Detail from “Design No. 6-G-4: Quantity Survey,” a blueprint that belonged to my grandfather, date unknown. The paper is strong and flexible, the blue is waxy. I can see that the text has somehow been created by removing the color but have no idea how the process actually worked.
What tools do we use for writing? Until you get to computer-generated type, everything is potentially messy, sometimes smelly, and always ready for appropriation into an art project. Used typewriter ribbons? Exquisite. Outtakes from the mimeograph? Fabulous.
I had a manual typewriter in college and wasn’t all that skilled at creating neat pages. Now, however, I am crazy about the way the red bleeds out of the black and how the paper yellowed but the whiteout stayed white. Although the IBM Selectric was introduced in 1961, they were expensive, big, and heavy. I can’t remember anyone who had one at home.

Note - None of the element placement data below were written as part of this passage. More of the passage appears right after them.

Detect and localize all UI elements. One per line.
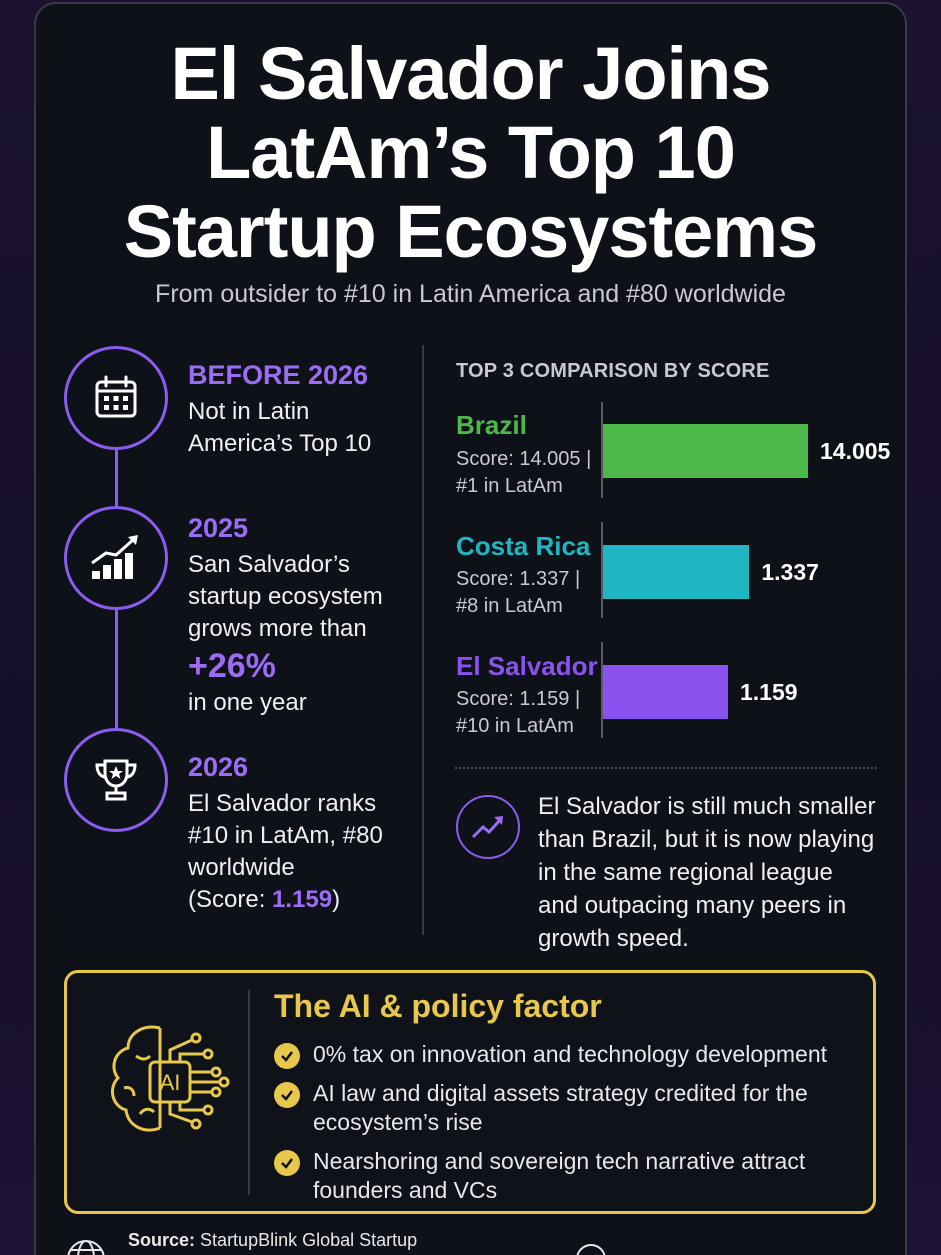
list-item: AI law and digital assets strategy credi…	[274, 1079, 864, 1137]
growth-chart-icon	[91, 535, 138, 579]
globe-icon	[67, 1240, 105, 1255]
bar-label-brazil: Brazil	[456, 410, 527, 440]
bar-value-el-salvador: 1.159	[740, 679, 798, 705]
bar-el-salvador	[603, 665, 728, 719]
timeline-before-2026: BEFORE 2026 Not in Latin America’s Top 1…	[188, 358, 413, 460]
ai-brain-icon: AI	[110, 1025, 230, 1132]
checkmark-icon	[274, 1043, 300, 1069]
calendar-icon	[95, 375, 137, 418]
timeline-node-2026	[64, 728, 168, 832]
page-title: El Salvador Joins LatAm’s Top 10 Startup…	[34, 34, 907, 271]
timeline-text-after: in one year	[188, 689, 307, 716]
bar-label-costa-rica: Costa Rica	[456, 531, 591, 561]
title-line-3: Startup Ecosystems	[123, 190, 819, 273]
chart-title: TOP 3 COMPARISON BY SCORE	[456, 360, 770, 382]
bar-detail-el-salvador: Score: 1.159 | #10 in LatAm	[456, 688, 581, 737]
bar-brazil	[603, 424, 808, 478]
score-value: 1.159	[272, 886, 333, 913]
insight-note: El Salvador is still much smaller than B…	[538, 793, 876, 952]
list-item-text: 0% tax on innovation and technology deve…	[313, 1041, 828, 1067]
bar-value-brazil: 14.005	[820, 438, 891, 464]
list-item: 0% tax on innovation and technology deve…	[274, 1040, 864, 1069]
source-line: Source: StartupBlink Global Startup	[128, 1230, 417, 1251]
bar-costa-rica	[603, 545, 750, 599]
timeline-2025: 2025 San Salvador’s startup ecosystem gr…	[188, 511, 413, 719]
bar-detail-costa-rica: Score: 1.337 | #8 in LatAm	[456, 568, 581, 617]
bar-label-el-salvador: El Salvador	[456, 651, 598, 681]
score-line: (Score: 1.159)	[188, 884, 413, 916]
timeline-2026: 2026 El Salvador ranks #10 in LatAm, #80…	[188, 750, 413, 916]
timeline-heading: 2026	[188, 752, 249, 782]
column-divider	[422, 345, 424, 935]
score-suffix: )	[332, 886, 341, 913]
ai-box-divider	[248, 990, 250, 1195]
bar-axis-costa-rica	[601, 522, 603, 618]
bar-value-costa-rica: 1.337	[761, 559, 819, 585]
trend-up-icon	[471, 816, 503, 839]
ai-policy-list: 0% tax on innovation and technology deve…	[274, 1040, 864, 1215]
source-label: Source:	[128, 1230, 196, 1250]
timeline-text: San Salvador’s startup ecosystem grows m…	[188, 551, 383, 642]
source-text: StartupBlink Global Startup	[200, 1230, 418, 1250]
growth-percentage: +26%	[188, 647, 276, 685]
score-prefix: (Score:	[188, 886, 273, 913]
ai-icon-label: AI	[160, 1070, 181, 1095]
title-line-1: El Salvador Joins	[170, 32, 772, 115]
bar-axis-brazil	[601, 402, 603, 498]
timeline-node-2025	[64, 506, 168, 610]
list-item-text: AI law and digital assets strategy credi…	[313, 1080, 808, 1135]
trend-badge	[456, 795, 520, 859]
ai-policy-title: The AI & policy factor	[274, 988, 602, 1024]
checkmark-icon	[274, 1082, 300, 1108]
bar-detail-brazil: Score: 14.005 | #1 in LatAm	[456, 448, 592, 497]
timeline-text: El Salvador ranks #10 in LatAm, #80 worl…	[188, 790, 383, 881]
title-line-2: LatAm’s Top 10	[206, 111, 736, 194]
checkmark-icon	[274, 1150, 300, 1176]
trophy-icon	[95, 759, 137, 801]
timeline-text: Not in Latin America’s Top 10	[188, 398, 372, 457]
subtitle: From outsider to #10 in Latin America an…	[155, 280, 786, 308]
bar-axis-el-salvador	[601, 642, 603, 738]
timeline-heading: 2025	[188, 513, 249, 543]
list-item-text: Nearshoring and sovereign tech narrative…	[313, 1148, 806, 1203]
timeline-node-before-2026	[64, 346, 168, 450]
dotted-divider	[455, 767, 877, 769]
timeline-heading: BEFORE 2026	[188, 360, 369, 390]
list-item: Nearshoring and sovereign tech narrative…	[274, 1147, 864, 1205]
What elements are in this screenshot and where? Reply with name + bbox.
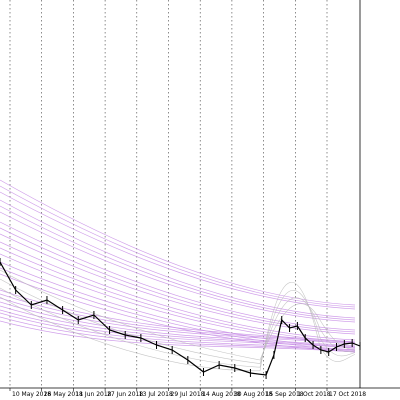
ma-band-upper-1-2	[0, 211, 356, 323]
ma-band-upper-1-0	[0, 199, 356, 319]
moving-average-bands	[0, 179, 356, 353]
grid-lines	[9, 0, 328, 388]
envelope-line-0	[0, 269, 356, 361]
x-tick-label-4: 13 Jul 2018	[139, 391, 173, 398]
x-tick-label-6: 14 Aug 2018	[202, 391, 241, 398]
envelope-line-3	[0, 282, 356, 372]
ma-band-lower-2-1	[0, 316, 356, 352]
ma-band-upper-2-1	[0, 227, 356, 333]
price-candles	[0, 258, 361, 379]
ma-band-lower-2-2	[0, 320, 356, 353]
ma-band-upper-2-0	[0, 221, 356, 331]
ma-band-upper-0-1	[0, 185, 356, 308]
ma-band-lower-0-1	[0, 293, 356, 344]
envelope-line-2	[0, 287, 356, 368]
ma-band-upper-2-2	[0, 233, 356, 335]
x-tick-label-1: 26 May 2018	[44, 391, 83, 398]
envelope-line-1	[0, 278, 356, 364]
ma-band-upper-3-2	[0, 253, 356, 345]
ma-band-lower-1-0	[0, 301, 356, 347]
x-tick-label-8: 15 Sep 2018	[266, 391, 304, 398]
ma-band-lower-1-2	[0, 309, 356, 349]
x-tick-label-0: 10 May 2018	[12, 391, 51, 398]
ma-band-upper-0-2	[0, 191, 356, 310]
x-tick-label-3: 27 Jun 2018	[107, 391, 143, 398]
ma-band-upper-3-1	[0, 247, 356, 343]
ma-band-upper-0-0	[0, 179, 356, 306]
x-tick-label-9: 1 Oct 2018	[297, 391, 330, 398]
x-tick-label-2: 11 Jun 2018	[75, 391, 111, 398]
ma-band-lower-0-0	[0, 289, 356, 343]
x-tick-label-10: 17 Oct 2018	[329, 391, 366, 398]
x-tick-label-5: 29 Jul 2018	[171, 391, 205, 398]
ma-band-upper-4-1	[0, 267, 356, 351]
envelope-bands	[0, 269, 356, 372]
ma-band-upper-3-0	[0, 241, 356, 341]
ma-band-upper-1-1	[0, 205, 356, 321]
ma-band-lower-1-1	[0, 305, 356, 348]
x-tick-label-7: 30 Aug 2018	[234, 391, 273, 398]
price-line	[0, 261, 361, 376]
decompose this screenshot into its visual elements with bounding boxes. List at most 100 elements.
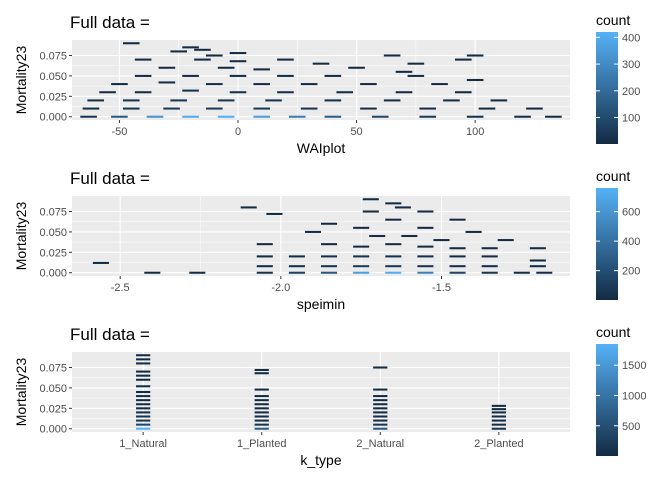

Typeball. Photograph by Etan J. Tal, November 12, 2009 en.wikipedia.org/wiki/File:SelectricII_Hadar.jpg
As described at http://en.wikipedia.org/wiki/Typewriter,
“The Selectric used a system of latches, metal tapes, and pulleys driven by an electric motor to rotate the ball into the correct position and then strike it against the ribbon and platen. The typeball moved laterally in front of the paper instead of the former platen-carrying carriage moving the paper across a stationary print position.”
There was no doubt you were using a machine: awkward,
noisy, busy in and of itself. Office procedures as the frame
for analyzing change over time will reappear in future posts.
For now, the essay’s visual.
Text and images by Catherine Rutgers © 2011.
re: Possibly related posts: (automatically generated)
If you’re a subscriber or WordPress blogger (I’m going to need a better word for that!) and are logged in, when you visit a particular post, you see these links. There is an option to hide them, but I like the idea of random connections. The first few were either wildly off the mark, missing pages, or not so interesting. But they’re definitely getting better! Three links from the links appear in the following comments.
“My Writing Tools” from Sky Writings, by Kara “Sky” McGinty, has great pix.
http://skywritings.wordpress.com/2010/01/02/my-writing-tools/
Sky Writings includes a link to Mary Amato’s site. Great stuff on writing from this “children’s book author, poet, playwright, and songwriter” can be found at http://www.maryamato.com/category/writers-blog
And, for typewriter aficionados, “The Classic Typewriter Page” is just fabulous:
http://site.xavier.edu/polt/typewriters/index.html
Though I’ve decided not to automatically link CatRutgers4art to Facebook, individual posts are occasionally shared there. Glad it was for this one, because JM provided a link that helps solve the mysteries of the blueprint process — which originated in 1861.
http://en.wikipedia.org/wiki/Blueprints
Great piece.
Check out this wonderful story from the Sunday Morning on CBS
Farewell to Handwriting:
http://www.veoh.com/collection/CBS-Sunday-Morning/watch/v20745407t2NmbGZ3
Thank you, Tony.
And I’m watching handwriting video right now!